The near-term outlook for the Aussie therefore surely lies with how long the market's current sell-off extends.

Predicting how long the decline in sentiment and rise in volatility will continue for is tricky, given that market analysts have yet to put a finger on one single factor behind the sudden loss in value of stocks and commodities.

Indeed, there appears to be a combination of factors at play:

  1. macro economics, in particular a dawning realisation that a vaccine-lead recovery will be delayed by logistical challenges
  2. the Federal Reserve on Wednesday didn't offer up any explicit indications that it would provide further support to the economy
  3. earnings at major U.S. companies are in the 'OK' bracket
  4. the phenomenon of small retail traders boosting obscure and failing companies in order to profit on the burning out of institutional short bets held in those companies.

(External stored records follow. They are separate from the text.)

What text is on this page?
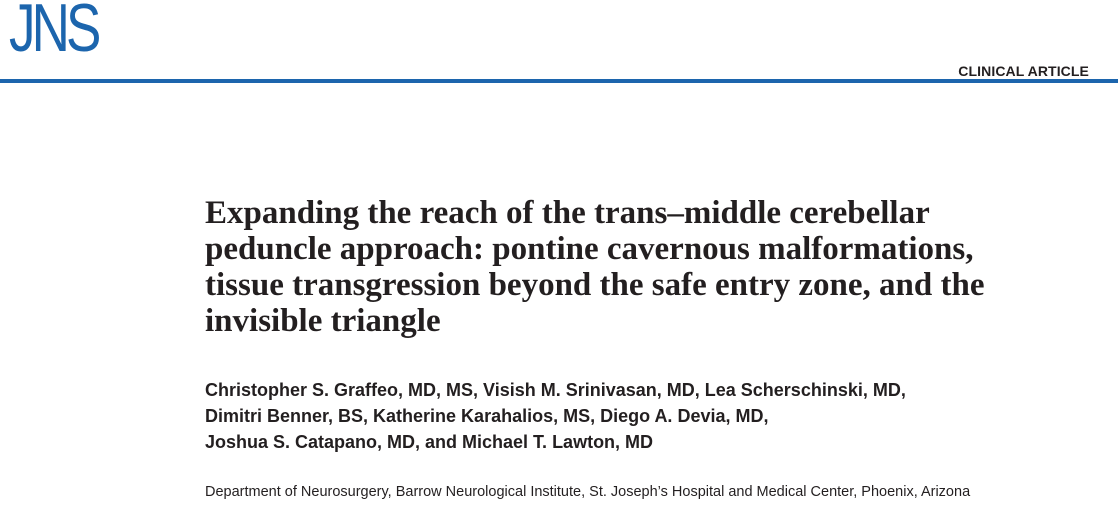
JNS
CLINICAL ARTICLE
Expanding the reach of the trans–middle cerebellar
peduncle approach: pontine cavernous malformations,
tissue transgression beyond the safe entry zone, and the
invisible triangle
Christopher S. Graffeo, MD, MS, Visish M. Srinivasan, MD, Lea Scherschinski, MD,
Dimitri Benner, BS, Katherine Karahalios, MS, Diego A. Devia, MD,
Joshua S. Catapano, MD, and Michael T. Lawton, MD
Department of Neurosurgery, Barrow Neurological Institute, St. Joseph’s Hospital and Medical Center, Phoenix, Arizona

Some suggestions are this is forcing hedge funds to not only reduce short positions in companies, but also reduce positions elsewhere to pare back risk exposure.

Regarding the latter, "while the activity of a small distressed gaming retailer in the US should not have a significant impact on the rest of the world there we believe the situation is causing hedge funds and their funders to go ‘risk-off’ and deleverage their investments causing funds to liquidate positions across the board," says analyst John Meyer at brokerage SP Angel.

Therefore a number of issues are at play, but nothing game changing is seen on the radar for the broader, multi-month horizon.

Indeed, the view that 2021 will deliver a more sustainable recovery is intact, largely supported by generous central banks, a recovering China and the progression of global vaccination programmes.

Therefore, Australian Dollar weakness might be viewed as short-term development, and a broader trend of appreciation can extend at some point in coming months.

"Barring a much deeper or protracted risk sell-off, it is commodity prices relevant to Australia that provides the key underpinning for the AUD rally in the latter half of 2020," says Attrill, "Australia’s terms of trade is already consistent with higher AUD levels."